Müşteki sıfatıyla ifade veren, maktulün annesi Günnur Ç. ise kızının intihar ettiğine inanmadığını, kızının kendisine şüphelinin şiddet uyguladığını anlattığını aktardı. Günnur Ç. "Şeyma yine son zamanlarda Hüseyin'in kendisini takip ettiğini, telefonuna program yüklediğini, Hüseyin'in kendisine baskılar yaptığını bana söylemişti. Bu hususa ilişkin bana mesaj da atmıştı. Kızım uyuşturucu madde kullanmazdı. Ancak kızımla ilgili gelen adli tıp raporunda uyuşturucu kullandığını daha sonradan adli makamlardan öğrendim. Kızımı uyuşturucuya Hüseyin Uyucu alıştırmıştır. Ben kızımın intihar ettiğini düşünmüyorum." şeklinde konuştu.

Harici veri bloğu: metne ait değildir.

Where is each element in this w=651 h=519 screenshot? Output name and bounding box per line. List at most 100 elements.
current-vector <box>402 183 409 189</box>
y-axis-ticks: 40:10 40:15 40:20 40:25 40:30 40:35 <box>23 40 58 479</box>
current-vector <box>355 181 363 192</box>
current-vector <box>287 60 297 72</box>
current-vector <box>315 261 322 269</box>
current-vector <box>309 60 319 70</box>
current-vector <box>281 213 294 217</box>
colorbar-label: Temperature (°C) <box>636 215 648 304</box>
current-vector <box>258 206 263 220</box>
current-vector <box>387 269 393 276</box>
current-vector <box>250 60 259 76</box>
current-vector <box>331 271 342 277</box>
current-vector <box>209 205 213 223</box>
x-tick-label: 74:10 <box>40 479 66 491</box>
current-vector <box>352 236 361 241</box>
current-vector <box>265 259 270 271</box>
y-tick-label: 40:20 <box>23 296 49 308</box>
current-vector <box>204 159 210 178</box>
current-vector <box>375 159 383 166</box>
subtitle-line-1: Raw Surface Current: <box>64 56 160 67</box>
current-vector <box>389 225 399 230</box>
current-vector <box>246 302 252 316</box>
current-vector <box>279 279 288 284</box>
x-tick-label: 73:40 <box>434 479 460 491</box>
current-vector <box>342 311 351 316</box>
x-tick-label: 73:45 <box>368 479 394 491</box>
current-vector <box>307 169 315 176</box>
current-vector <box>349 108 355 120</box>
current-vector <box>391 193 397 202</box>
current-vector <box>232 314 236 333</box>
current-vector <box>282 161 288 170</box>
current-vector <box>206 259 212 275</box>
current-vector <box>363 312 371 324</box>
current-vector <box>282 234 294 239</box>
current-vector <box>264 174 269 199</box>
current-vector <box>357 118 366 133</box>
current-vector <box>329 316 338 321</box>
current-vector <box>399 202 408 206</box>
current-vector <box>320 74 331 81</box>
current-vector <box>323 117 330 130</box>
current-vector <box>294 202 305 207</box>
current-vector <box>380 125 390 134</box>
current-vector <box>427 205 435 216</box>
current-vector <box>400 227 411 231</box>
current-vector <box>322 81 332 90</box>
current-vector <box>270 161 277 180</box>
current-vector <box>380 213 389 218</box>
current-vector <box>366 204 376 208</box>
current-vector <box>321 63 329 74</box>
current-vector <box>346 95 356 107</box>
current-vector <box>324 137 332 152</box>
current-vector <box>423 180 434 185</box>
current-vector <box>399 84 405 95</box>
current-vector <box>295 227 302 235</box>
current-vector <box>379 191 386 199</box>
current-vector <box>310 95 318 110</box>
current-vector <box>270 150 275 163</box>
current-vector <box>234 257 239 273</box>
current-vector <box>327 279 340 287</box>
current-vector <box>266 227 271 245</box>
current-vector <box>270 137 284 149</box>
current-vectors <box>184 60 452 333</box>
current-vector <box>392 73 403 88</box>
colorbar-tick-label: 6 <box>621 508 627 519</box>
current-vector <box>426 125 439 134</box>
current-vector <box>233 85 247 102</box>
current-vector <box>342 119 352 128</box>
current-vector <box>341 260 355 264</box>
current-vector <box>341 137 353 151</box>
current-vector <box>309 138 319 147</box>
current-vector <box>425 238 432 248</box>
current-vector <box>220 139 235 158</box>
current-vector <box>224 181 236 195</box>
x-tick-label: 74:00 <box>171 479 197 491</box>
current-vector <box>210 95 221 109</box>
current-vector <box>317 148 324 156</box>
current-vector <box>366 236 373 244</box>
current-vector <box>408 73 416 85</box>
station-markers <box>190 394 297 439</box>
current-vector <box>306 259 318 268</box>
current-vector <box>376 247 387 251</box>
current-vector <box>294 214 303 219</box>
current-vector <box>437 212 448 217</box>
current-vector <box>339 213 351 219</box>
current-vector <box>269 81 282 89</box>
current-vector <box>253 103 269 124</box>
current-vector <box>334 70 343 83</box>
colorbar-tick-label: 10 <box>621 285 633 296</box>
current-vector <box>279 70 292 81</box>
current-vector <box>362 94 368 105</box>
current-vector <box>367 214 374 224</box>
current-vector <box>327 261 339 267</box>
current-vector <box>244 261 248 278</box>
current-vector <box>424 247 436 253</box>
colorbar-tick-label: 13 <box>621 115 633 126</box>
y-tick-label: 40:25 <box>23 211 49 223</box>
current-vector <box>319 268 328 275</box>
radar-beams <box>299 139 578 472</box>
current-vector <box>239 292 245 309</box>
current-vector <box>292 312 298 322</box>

Tanık olarak ifade veren E.A.H. de maktulün komşusu olduğunu olay günü karşı dairesinden kavga sesleri duyduğunu bir müddet sonra da çok sert bir şekilde düşme sesine benzer bir ses duyduğunu belirtti.

İddianamede, şu tespitlere yer verildi: "Olay akabinde kolluk kuvvetlerince maktulün atıldığı daireye çıkılarak kapı çalındığında yaklaşık 45 dakika boyunca kapının açılmadığı, akabinde çilingir vasıtasıyla ikamet kapısının açıldığı, ikametten içeriye polis ekiplerince girildiği, ikametin yatak odasında Hüseyin Uyucu'nun polisler tarafından yataktan kaldırıldığı, polis ekiplerince kendisine olayla ilgili olarak sorulan sorulara çelişkili, manasız ve tutarsız cevaplar verdiği belirlenmiştir. Şüphelinin bu şekilde suçtan kurtulmaya yönelik davranış sergilediği, ikamette boğuşma emareleri görüldüğü, kan lekeleri ile kırık cam parçalarının olduğu, Uyucu'nun her ne kadar ikamette bulunan cam parçalarının maktulün olay öncesi sinir krizi geçirmesi sonucu aralarında çıkan tartışma sırasında meydana geldiğini beyan etmiş ise de maktulün yapılan ölü muayene ve otopsi raporu doğrultusunda elinde ve kolunda herhangi bir kesi olmadığı tespit edilmiştir."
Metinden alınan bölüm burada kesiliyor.